Tuesday, January 20, 2009

Consulting Firm Black & Veatch Joins the Water Design-Build Council

The Water Design-Build Council announced today that Black & Veatch has become the Council's newest member.

Founded in 1915, Black & Veatch is an innovative and highly respected engineering, consulting and construction company with the mission of Building a World of Difference®. An employee-owned company with more than 100 offices around the world, Black & Veatch is listed on the Forbes "500 Largest Private Companies in the United States" and specializes in infrastructure development in energy, water, telecommunications, federal, management consulting and environmental markets.

Dan McCarthy, President and CEO, will represent Black & Veatch on the Board of Directors. "As the newest member of the Water Design-Build Council," McCarthy said, "we look forward to working with our fellow organizations to advance the use of design-build for water and wastewater projects. We think it is critical to educate the Obama administration, Congress, governors, mayors, and other municipal leaders about the value of design-build in addressing the urgent infrastructure issues we face as a nation."

"We are pleased to have Black & Veatch as a member," said the Council's new president, Peter W. Tunnicliffe, Senior Vice President of Camp Dresser & McKee Inc. "With the addition of Black & Veatch, the Council now represents over 90 percent of the engineering-led design-build market."

Design-build delivery has been proven to provide sustainable, energy efficient water systems; consistently lower project costs; and up to 30 percent faster project completion thereby accelerating creation of engineering and construction jobs. The ability to select the design-builder based on overall "best value" and single-point accountability for both design and construction throughout the process results in a powerful and effective solution to meeting the nation's pressing water infrastructure needs.

The WDBC has urged the President-Elect, new Administration planners, and the Congress to incorporate the preference for design-build contracting into the Stimulus Package so there is clear legislative authority to utilize funds to contract in this manner.

About the Water Design-Build Council

The Water Design-Build Council is a not-for-profit organization dedicated to promoting best practices for the application of design-build in water and wastewater projects in North America. Above all, these best practices should enable owners to realize the full value of design-build: superior design and construction, speed, cost savings, and focused accountability.
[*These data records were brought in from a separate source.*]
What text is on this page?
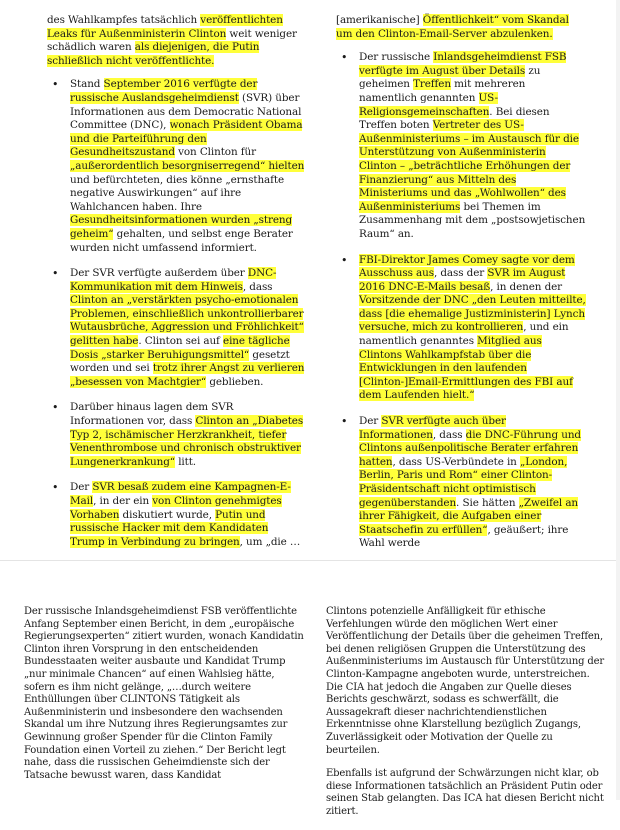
des Wahlkampfes tatsächlich veröffentlichten Leaks für Außenministerin Clinton weit weniger schädlich waren als diejenigen, die Putin schließlich nicht veröffentlichte.

• Stand September 2016 verfügte der russische Auslandsgeheimdienst (SVR) über Informationen aus dem Democratic National Committee (DNC), wonach Präsident Obama und die Parteiführung den Gesundheitszustand von Clinton für „außerordentlich besorgniserregend“ hielten und befürchteten, dies könne „ernsthafte negative Auswirkungen“ auf ihre Wahlchancen haben. Ihre Gesundheitsinformationen wurden „streng geheim“ gehalten, und selbst enge Berater wurden nicht umfassend informiert.
• Der SVR verfügte außerdem über DNC-Kommunikation mit dem Hinweis, dass Clinton an „verstärkten psycho-emotionalen Problemen, einschließlich unkontrollierbarer Wutausbrüche, Aggression und Fröhlichkeit“ gelitten habe. Clinton sei auf eine tägliche Dosis „starker Beruhigungsmittel“ gesetzt worden und sei trotz ihrer Angst zu verlieren „besessen von Machtgier“ geblieben.
• Darüber hinaus lagen dem SVR Informationen vor, dass Clinton an „Diabetes Typ 2, ischämischer Herzkrankheit, tiefer Venenthrombose und chronisch obstruktiver Lungenerkrankung“ litt.
• Der SVR besaß zudem eine Kampagnen-E-Mail, in der ein von Clinton genehmigtes Vorhaben diskutiert wurde, Putin und russische Hacker mit dem Kandidaten Trump in Verbindung zu bringen, um „die …

[amerikanische] Öffentlichkeit“ vom Skandal um den Clinton-Email-Server abzulenken.

• Der russische Inlandsgeheimdienst FSB verfügte im August über Details zu geheimen Treffen mit mehreren namentlich genannten US-Religionsgemeinschaften. Bei diesen Treffen boten Vertreter des US-Außenministeriums – im Austausch für die Unterstützung von Außenministerin Clinton – „beträchtliche Erhöhungen der Finanzierung“ aus Mitteln des Ministeriums und das „Wohlwollen“ des Außenministeriums bei Themen im Zusammenhang mit dem „postsowjetischen Raum“ an.
• FBI-Direktor James Comey sagte vor dem Ausschuss aus, dass der SVR im August 2016 DNC-E-Mails besaß, in denen der Vorsitzende der DNC „den Leuten mitteilte, dass [die ehemalige Justizministerin] Lynch versuche, mich zu kontrollieren, und ein namentlich genanntes Mitglied aus Clintons Wahlkampfstab über die Entwicklungen in den laufenden [Clinton-]Email-Ermittlungen des FBI auf dem Laufenden hielt.“
• Der SVR verfügte auch über Informationen, dass die DNC-Führung und Clintons außenpolitische Berater erfahren hatten, dass US-Verbündete in „London, Berlin, Paris und Rom“ einer Clinton-Präsidentschaft nicht optimistisch gegenüberstanden. Sie hätten „Zweifel an ihrer Fähigkeit, die Aufgaben einer Staatschefin zu erfüllen“, geäußert; ihre Wahl werde

Der russische Inlandsgeheimdienst FSB veröffentlichte Anfang September einen Bericht, in dem „europäische Regierungsexperten“ zitiert wurden, wonach Kandidatin Clinton ihren Vorsprung in den entscheidenden Bundesstaaten weiter ausbaute und Kandidat Trump „nur minimale Chancen“ auf einen Wahlsieg hätte, sofern es ihm nicht gelänge, „…durch weitere Enthüllungen über CLINTONS Tätigkeit als Außenministerin und insbesondere den wachsenden Skandal um ihre Nutzung ihres Regierungsamtes zur Gewinnung großer Spender für die Clinton Family Foundation einen Vorteil zu ziehen.“ Der Bericht legt nahe, dass die russischen Geheimdienste sich der Tatsache bewusst waren, dass Kandidat

Clintons potenzielle Anfälligkeit für ethische Verfehlungen würde den möglichen Wert einer Veröffentlichung der Details über die geheimen Treffen, bei denen religiösen Gruppen die Unterstützung des Außenministeriums im Austausch für Unterstützung der Clinton-Kampagne angeboten wurde, unterstreichen. Die CIA hat jedoch die Angaben zur Quelle dieses Berichts geschwärzt, sodass es schwerfällt, die Aussagekraft dieser nachrichtendienstlichen Erkenntnisse ohne Klarstellung bezüglich Zugangs, Zuverlässigkeit oder Motivation der Quelle zu beurteilen.

Ebenfalls ist aufgrund der Schwärzungen nicht klar, ob diese Informationen tatsächlich an Präsident Putin oder seinen Stab gelangten. Das ICA hat diesen Bericht nicht zitiert.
For more information about the Water Design-Build Council, please visit www.waterdesignbuild.org.

About Black & Veatch

Black & Veatch is a leading global engineering, consulting and construction company specializing in infrastructure development in energy, water, telecommunications, management consulting, federal and environmental markets. Founded in 1915, Black & Veatch develops tailored infrastructure solutions that meet clients' needs and provide sustainable benefits. Solutions are provided from the broad line of service expertise available within Black & Veatch, including conceptual and preliminary engineering services, engineering design, procurement, construction, financial management, asset management, program management, construction management, environmental, security design and consulting, management consulting and infrastructure planning. With $3.2 billion in revenue, the employee-owned company has more than 100 offices worldwide and has completed projects in more than 100 countries on six continents.

Black & Veatch's global water business provides innovative, technology-based solutions to utilities, governments and industries worldwide. Local project teams work with multinational water and wastewater treatment process experts to address site-specific challenges through a broad range of consulting, study, planning, design, design-build and construction management services. The company's Web site address is www.bv.com.